Tuesday, 9 June 2015

Book review : Making Nice - Matt Sumell


Having just finished reading Matt Sumell's Making Nice, my brain must have gone into meltdown and I had no idea where to start a review for a book so unique and, I'd even say, disturbing. I therefore decided to look up the meaning of the title, an American colloquialism that I'd never heard before. According to the Collins American dictionary, it means "to try to be friendly or cooperative". Well, that's about as far away from my first impressions of Alby, the central character in the book, as you could possibly get !

The book introduces us to Alby's family, an eclectic and rather eccentric bunch who make the guests on Jeremy Kyle and Jerry Springer's shows look downright sane and saintly ! Alby is so full-on, unpleasant and basically deranged that I almost gave up on the book after reading the first third. I'm well used to reading novels with imperfect heroes and antiheroes, but they all have appealing sides or mitigating circumstances somewhere. Alby is just downright weird ! He is misogynistic, unempathetic, violent and warped. He likes punching people and things, brags about coercive/unprotected sex and, when he finally shows a slightly more caring and normal side, trying to save an injured baby bird, he spoils it all by fantasising about teaching it to rape other birds. He's beyond help !

The novel looks at how the family come to terms with (or not) the death of Alby's mother from cancer. I would usually feel some sympathy for him but he was already seriously messed up and unpleasant before the trauma. When you really, REALLY don't like the central character of a book, especially when he's the first person narrator, it makes it hard to see beyond him to the bigger picture, which is a shame, because, as I battled my way through the novel, I did start seeing some kinder, less vicious and more humane prose and realised that Matt Sumell actually can write. It's hard work getting through the unpleasant shock-value to the more meaningful and touching story beyond though. Even Alby evolves into a less caustic, more understanding and soulful character but by then, the damage was done and I just couldn't bring myself to like him whatever he did !

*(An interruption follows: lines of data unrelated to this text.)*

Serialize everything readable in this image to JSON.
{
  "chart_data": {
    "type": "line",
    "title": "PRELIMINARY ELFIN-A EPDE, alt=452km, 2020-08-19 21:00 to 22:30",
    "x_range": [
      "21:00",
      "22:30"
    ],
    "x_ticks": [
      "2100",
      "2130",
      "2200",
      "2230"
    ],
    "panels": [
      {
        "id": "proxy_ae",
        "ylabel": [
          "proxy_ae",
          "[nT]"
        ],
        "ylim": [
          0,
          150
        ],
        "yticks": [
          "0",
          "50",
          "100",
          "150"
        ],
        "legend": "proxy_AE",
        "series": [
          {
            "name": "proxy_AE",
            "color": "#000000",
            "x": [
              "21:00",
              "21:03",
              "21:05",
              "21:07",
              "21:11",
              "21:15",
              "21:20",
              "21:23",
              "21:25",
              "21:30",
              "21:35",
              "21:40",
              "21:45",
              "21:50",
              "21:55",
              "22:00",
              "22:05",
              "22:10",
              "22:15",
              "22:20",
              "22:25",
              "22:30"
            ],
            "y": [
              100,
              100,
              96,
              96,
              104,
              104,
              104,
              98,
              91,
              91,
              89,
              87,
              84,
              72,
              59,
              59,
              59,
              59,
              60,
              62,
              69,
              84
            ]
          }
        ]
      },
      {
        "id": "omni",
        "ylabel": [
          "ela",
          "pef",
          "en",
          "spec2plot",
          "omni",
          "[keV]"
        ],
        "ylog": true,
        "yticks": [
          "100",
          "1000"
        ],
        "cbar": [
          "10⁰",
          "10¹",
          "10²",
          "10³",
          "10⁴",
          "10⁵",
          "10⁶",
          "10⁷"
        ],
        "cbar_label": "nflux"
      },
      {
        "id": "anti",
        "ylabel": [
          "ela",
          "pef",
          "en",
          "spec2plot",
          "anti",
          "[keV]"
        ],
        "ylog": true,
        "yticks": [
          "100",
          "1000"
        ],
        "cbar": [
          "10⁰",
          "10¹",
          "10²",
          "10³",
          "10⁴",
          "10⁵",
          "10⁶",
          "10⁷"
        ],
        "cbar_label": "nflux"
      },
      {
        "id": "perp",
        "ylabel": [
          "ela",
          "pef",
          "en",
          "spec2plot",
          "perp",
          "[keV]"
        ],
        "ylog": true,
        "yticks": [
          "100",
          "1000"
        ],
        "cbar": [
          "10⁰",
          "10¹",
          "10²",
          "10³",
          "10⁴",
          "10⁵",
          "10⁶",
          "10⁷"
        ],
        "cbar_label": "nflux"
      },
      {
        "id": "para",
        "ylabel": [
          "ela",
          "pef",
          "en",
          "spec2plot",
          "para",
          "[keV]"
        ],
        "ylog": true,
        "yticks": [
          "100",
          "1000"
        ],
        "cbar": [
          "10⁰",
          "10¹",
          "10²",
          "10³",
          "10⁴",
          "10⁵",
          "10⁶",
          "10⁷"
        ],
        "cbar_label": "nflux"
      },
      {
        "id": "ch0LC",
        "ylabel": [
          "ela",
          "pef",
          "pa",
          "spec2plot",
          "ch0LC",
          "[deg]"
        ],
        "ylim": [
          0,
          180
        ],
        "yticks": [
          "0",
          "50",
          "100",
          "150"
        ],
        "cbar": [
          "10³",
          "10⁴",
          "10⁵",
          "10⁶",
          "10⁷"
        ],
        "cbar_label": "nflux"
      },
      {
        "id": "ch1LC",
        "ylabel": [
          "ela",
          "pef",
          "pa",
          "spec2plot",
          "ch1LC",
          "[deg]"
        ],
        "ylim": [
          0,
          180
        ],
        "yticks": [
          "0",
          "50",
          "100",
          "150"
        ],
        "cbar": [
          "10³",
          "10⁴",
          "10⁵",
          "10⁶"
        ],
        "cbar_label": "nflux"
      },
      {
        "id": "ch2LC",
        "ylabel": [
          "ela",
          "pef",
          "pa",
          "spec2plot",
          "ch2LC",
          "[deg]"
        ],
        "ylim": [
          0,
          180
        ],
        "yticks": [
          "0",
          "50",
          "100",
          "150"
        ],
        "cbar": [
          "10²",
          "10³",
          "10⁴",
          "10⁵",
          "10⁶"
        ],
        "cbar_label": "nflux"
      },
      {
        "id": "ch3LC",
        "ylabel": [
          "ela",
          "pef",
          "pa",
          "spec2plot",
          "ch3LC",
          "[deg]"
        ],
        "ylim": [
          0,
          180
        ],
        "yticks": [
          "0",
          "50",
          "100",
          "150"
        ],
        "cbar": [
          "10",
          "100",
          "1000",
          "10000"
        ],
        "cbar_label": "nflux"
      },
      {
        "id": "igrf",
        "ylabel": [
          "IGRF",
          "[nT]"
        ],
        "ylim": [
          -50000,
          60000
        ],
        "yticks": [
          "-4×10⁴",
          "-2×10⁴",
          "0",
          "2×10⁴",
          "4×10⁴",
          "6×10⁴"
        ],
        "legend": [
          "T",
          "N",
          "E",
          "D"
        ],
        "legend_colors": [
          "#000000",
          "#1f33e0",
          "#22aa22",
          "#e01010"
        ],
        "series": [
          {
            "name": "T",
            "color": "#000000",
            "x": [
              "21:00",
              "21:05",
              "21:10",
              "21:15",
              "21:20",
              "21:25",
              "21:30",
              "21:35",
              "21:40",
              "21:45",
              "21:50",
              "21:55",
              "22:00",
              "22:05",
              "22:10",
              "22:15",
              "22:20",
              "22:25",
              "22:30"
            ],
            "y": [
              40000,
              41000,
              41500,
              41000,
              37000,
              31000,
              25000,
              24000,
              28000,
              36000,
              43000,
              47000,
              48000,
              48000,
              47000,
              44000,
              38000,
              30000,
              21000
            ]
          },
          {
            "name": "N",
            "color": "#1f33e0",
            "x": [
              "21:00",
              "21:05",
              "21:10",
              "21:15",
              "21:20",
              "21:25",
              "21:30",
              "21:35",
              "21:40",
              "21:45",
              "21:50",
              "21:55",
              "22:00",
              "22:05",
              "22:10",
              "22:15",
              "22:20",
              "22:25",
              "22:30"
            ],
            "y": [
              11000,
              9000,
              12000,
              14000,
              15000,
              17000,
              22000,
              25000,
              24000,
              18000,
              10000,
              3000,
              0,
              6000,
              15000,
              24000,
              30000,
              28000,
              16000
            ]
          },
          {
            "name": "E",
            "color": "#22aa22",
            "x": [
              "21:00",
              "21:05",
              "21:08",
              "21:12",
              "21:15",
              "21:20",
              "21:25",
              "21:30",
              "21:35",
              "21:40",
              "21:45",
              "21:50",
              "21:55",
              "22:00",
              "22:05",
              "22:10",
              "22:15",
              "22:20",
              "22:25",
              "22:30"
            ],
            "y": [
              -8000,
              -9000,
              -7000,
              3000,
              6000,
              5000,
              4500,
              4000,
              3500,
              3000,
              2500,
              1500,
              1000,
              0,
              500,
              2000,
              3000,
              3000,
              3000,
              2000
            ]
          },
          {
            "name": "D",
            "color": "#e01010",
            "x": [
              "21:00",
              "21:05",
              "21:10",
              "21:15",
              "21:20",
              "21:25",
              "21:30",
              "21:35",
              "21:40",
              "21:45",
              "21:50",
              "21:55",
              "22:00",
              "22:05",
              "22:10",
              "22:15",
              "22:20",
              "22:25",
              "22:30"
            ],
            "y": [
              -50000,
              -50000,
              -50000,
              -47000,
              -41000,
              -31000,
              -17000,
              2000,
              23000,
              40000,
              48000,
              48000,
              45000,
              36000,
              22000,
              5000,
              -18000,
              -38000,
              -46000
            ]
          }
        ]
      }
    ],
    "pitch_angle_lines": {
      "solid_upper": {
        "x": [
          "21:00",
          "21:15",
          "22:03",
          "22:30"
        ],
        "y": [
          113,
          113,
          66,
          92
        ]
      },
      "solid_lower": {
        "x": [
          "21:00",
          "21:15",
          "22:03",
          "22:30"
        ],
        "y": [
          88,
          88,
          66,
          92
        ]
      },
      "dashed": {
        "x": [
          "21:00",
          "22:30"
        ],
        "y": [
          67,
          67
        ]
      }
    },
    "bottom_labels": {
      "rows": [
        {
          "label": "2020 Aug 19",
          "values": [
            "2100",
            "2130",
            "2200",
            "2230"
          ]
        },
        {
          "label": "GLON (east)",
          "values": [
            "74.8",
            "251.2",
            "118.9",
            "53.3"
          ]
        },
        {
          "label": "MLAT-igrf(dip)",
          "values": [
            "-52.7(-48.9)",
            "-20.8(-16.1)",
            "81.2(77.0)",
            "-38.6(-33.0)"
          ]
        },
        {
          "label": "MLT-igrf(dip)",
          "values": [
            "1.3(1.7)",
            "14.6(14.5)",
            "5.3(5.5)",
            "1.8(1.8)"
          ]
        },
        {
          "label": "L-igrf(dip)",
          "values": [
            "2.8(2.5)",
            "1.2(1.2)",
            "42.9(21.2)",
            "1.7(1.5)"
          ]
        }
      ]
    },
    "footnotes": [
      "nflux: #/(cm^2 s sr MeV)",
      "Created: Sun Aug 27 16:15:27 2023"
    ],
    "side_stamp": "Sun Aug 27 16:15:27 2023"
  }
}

It's an interesting, occasionally poignant, sometimes amusing but often disturbing look at how one family evolves through grief. If Alby was a more likeable character, it would be touching but he just made the hairs on the back of my neck stand on end and I couldn't get beyond that !

star rating : I'll go for a 3/5, on the basis that you will either love it or loathe it

RRP : £12.99

  • Paperback: 240 pages
  • Publisher: Harvill Secker (19 Feb. 2015)
  • Language: English
  • ISBN-10: 1846558689
  • ISBN-13: 978-1846558689
  • Product Dimensions: 14.4 x 2.5 x 22.2 cm



Disclosure : I received a free copy of the book in order to write an honest review.